By some estimates, companies have spent more than $50 billion combing systems for equipment that could malfunction if the Year 2000 is misread as 1900, the so-called Y2K bug.

But while the Securities and Exchange Commission is forcing companies to disclose detailed reports about Y2K's impact on investors, OSHA is taking an "outreach" approach, steering companies to a Web site that gives advice such as checking air monitoring, security and alarm systems.

It mailed letters in April to the 12,500 employers with the highest injury and illness rates, advising them of general Y2K risks. "OSHA hasn't threatened employers with citations and penalties," spokesman Frank Kane says.

Not all Y2K safety problems are theoretical. Recently, 4 million gallons of raw sewage backed into parks and streets near Los Angeles when a gate was mistakenly closed during a Y2K test.

Two years ago at a Chrysler plant in Sterling Heights, Mich., clocks were turned ahead for a Year 2000 trial run. The security system shut down and wouldn't let workers in or out.

DaimlerChrysler says that's long been fixed. According to a report filed with the SEC, 99% of DaimlerChrysler's critical business computer systems were Y2K compliant by December 1998, and 65% of "critical plant floor equipment" will be compliant by this September.

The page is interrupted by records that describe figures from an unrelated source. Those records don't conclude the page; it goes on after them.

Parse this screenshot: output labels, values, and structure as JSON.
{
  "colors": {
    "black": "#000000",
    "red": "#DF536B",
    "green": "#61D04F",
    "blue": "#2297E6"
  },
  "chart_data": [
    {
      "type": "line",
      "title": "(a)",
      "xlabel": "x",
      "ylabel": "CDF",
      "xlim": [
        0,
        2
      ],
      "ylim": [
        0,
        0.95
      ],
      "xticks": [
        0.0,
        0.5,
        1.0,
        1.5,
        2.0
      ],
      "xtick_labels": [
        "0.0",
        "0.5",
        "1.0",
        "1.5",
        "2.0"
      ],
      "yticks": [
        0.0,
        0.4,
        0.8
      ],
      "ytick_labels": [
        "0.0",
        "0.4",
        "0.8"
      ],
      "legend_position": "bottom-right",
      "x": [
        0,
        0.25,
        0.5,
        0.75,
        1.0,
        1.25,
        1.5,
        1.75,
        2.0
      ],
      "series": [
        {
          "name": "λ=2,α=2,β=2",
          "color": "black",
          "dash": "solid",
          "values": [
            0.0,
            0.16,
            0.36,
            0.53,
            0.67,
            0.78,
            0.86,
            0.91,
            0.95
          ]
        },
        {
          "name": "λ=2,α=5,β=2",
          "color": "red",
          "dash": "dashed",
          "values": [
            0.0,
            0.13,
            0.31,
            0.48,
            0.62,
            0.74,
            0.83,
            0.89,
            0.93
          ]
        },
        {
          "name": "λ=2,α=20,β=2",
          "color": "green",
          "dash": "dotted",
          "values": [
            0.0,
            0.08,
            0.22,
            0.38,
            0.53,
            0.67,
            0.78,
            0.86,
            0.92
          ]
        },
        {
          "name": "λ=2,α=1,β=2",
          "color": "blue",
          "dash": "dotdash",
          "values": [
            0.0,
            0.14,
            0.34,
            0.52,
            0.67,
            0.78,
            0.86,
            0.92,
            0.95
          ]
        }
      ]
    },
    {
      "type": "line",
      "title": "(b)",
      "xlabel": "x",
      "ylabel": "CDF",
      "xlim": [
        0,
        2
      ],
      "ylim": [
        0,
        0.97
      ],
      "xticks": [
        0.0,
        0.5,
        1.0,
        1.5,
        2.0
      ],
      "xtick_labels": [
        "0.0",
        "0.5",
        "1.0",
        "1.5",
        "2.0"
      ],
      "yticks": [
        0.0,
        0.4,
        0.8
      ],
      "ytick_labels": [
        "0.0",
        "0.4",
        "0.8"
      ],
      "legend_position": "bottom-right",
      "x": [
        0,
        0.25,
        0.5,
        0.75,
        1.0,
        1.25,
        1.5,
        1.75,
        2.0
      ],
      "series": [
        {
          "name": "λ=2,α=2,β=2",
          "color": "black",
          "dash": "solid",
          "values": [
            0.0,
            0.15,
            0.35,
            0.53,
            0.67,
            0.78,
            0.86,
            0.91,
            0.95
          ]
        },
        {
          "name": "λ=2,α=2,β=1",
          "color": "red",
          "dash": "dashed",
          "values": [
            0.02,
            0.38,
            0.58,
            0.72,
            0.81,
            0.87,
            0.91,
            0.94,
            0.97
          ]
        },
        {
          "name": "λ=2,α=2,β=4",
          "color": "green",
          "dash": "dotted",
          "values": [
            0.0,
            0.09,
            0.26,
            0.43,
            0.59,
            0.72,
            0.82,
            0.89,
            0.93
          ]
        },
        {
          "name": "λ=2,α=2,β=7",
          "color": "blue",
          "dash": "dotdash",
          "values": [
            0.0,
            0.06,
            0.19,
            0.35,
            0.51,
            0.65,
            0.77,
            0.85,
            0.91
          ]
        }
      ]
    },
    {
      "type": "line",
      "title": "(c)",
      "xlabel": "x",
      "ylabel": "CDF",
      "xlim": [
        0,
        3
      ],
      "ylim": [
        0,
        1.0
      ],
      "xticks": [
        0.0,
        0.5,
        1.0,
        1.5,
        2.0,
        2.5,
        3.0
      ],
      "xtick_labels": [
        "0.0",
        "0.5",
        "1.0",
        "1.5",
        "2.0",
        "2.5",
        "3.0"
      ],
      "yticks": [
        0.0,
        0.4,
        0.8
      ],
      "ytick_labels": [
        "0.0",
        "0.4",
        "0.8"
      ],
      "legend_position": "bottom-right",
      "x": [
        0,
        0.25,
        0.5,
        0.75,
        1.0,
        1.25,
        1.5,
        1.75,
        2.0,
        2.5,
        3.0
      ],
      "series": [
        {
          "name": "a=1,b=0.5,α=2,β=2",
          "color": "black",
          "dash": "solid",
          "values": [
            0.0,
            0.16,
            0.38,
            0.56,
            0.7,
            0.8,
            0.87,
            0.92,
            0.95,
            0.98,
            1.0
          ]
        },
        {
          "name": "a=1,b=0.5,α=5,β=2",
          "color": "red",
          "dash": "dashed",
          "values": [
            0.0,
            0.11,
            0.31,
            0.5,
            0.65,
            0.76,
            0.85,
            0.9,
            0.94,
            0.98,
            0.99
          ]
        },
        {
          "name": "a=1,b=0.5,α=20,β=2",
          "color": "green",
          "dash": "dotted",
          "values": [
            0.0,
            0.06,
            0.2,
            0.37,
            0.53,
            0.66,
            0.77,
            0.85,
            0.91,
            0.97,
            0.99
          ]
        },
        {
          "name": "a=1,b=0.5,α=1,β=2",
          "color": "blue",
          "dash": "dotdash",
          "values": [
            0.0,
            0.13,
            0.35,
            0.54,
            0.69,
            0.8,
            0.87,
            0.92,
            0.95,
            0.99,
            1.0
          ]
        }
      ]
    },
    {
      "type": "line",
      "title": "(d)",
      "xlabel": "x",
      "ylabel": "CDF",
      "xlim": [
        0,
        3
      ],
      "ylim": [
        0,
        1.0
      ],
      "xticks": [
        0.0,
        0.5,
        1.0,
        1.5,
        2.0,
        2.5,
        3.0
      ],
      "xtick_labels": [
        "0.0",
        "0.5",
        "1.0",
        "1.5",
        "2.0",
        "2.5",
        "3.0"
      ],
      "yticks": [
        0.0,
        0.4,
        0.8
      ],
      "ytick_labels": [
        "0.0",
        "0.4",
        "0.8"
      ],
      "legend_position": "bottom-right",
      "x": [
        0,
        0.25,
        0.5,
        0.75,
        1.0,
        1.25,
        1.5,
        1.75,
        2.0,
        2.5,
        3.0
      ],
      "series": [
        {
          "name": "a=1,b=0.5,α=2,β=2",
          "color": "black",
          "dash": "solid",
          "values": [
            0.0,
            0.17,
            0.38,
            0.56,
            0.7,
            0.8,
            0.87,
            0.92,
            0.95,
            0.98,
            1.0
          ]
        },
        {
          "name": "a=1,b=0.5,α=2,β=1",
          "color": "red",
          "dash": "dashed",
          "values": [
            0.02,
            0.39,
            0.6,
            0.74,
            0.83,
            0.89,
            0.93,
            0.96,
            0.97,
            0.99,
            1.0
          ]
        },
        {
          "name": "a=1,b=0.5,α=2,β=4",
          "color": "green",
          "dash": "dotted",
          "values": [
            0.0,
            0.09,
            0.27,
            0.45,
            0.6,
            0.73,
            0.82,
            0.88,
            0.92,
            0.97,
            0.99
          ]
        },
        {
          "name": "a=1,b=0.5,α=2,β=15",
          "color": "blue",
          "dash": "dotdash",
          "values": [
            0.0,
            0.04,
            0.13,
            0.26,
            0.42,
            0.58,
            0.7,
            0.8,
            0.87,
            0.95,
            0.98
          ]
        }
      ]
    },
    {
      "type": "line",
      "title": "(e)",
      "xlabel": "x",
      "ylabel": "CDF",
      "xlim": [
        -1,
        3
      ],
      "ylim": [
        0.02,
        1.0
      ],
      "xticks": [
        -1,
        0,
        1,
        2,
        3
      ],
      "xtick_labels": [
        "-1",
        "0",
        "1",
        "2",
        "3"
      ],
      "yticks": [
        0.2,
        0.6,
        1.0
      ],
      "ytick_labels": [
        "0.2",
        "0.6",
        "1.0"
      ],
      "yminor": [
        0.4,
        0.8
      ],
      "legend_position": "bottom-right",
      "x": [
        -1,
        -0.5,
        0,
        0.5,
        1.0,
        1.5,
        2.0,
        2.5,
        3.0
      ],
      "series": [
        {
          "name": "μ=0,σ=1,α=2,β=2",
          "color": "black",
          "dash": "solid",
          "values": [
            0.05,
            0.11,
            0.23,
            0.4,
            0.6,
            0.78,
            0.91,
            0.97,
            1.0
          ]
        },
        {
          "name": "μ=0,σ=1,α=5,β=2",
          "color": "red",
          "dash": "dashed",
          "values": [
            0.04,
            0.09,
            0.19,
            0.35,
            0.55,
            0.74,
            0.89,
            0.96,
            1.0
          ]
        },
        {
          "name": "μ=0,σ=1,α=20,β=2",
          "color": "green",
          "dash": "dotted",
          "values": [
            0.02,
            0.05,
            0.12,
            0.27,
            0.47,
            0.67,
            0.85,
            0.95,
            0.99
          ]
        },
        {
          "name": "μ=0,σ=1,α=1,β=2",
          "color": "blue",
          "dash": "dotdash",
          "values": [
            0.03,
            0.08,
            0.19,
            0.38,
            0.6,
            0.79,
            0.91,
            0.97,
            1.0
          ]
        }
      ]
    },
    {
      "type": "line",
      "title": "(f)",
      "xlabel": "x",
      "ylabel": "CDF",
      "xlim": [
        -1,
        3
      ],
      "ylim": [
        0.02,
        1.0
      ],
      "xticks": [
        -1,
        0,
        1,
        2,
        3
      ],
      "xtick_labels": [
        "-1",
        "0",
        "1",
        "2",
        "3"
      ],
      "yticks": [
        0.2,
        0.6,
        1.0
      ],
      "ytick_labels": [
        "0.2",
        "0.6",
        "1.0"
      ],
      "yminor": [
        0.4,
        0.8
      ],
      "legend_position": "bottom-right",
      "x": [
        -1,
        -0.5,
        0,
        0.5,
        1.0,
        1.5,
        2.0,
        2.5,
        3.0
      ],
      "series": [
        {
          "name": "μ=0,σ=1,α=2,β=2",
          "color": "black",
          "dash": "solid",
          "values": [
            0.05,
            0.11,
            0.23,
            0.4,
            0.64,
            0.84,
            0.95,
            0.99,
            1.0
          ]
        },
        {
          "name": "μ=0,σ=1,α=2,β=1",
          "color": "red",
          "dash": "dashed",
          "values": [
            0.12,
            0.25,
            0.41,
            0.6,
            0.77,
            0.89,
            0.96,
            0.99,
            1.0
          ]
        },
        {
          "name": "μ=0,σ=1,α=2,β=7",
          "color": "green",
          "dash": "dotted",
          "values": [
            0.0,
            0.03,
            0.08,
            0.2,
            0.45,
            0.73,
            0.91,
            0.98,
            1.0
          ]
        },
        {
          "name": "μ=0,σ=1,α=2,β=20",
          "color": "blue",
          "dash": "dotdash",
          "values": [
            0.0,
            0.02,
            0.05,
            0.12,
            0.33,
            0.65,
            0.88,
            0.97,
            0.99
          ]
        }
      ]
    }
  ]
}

But companies say Y2K problems are a greater threat to production than safety.

Oil rigs and refineries, "are absolutely safe," says American Petroleum Institute spokeswoman Kendra Martin. They are designed to shut down in a Gulf of Mexico hurricane, so a computer chip malfunction might risk production but not employees, she says.

After exhaustive testing of its systems, Eastman Chemical believes that its workers were never at risk, even if nothing had been done.

"Safety would never have been an issue, but we didn't take that chance," says Larry Purdue, Eastman's Y2K expert.

Y2K safety could be a problem at small and midsize plants, says Gerlad Poje, the Chemical Safety and Hazard Investigation Board's Y2K project coordinator.

Will people be pulled off oil rigs and refineries on New Year's Eve just to be safe? "To the contrary, they will be over-staffed in the event of a production shutdown," Martin says.

"Do I think elevators are going to crash to the ground? No," consultant Watt says.

Worst case: Elevators will return to the lobby and sit idle awaiting maintenance.


-- Linkmeister (link@librarian.edu), June 29, 1999.

My daughters father-in-law and my neighbor work on an off shore oil rig. He is the electrician on the rig. He has been told, they would shut down before the rollover. Guess that we will wait and see. Keep on getting those preps.

-- Mary (timmary0@airmail.net), June 29, 1999.


"But while the Securities and Exchange Commission is forcing companies to disclose detailed reports about Y2K's impact on investors,"

end snip\

Why can SEC have details, but JQP cannot? grrrr!!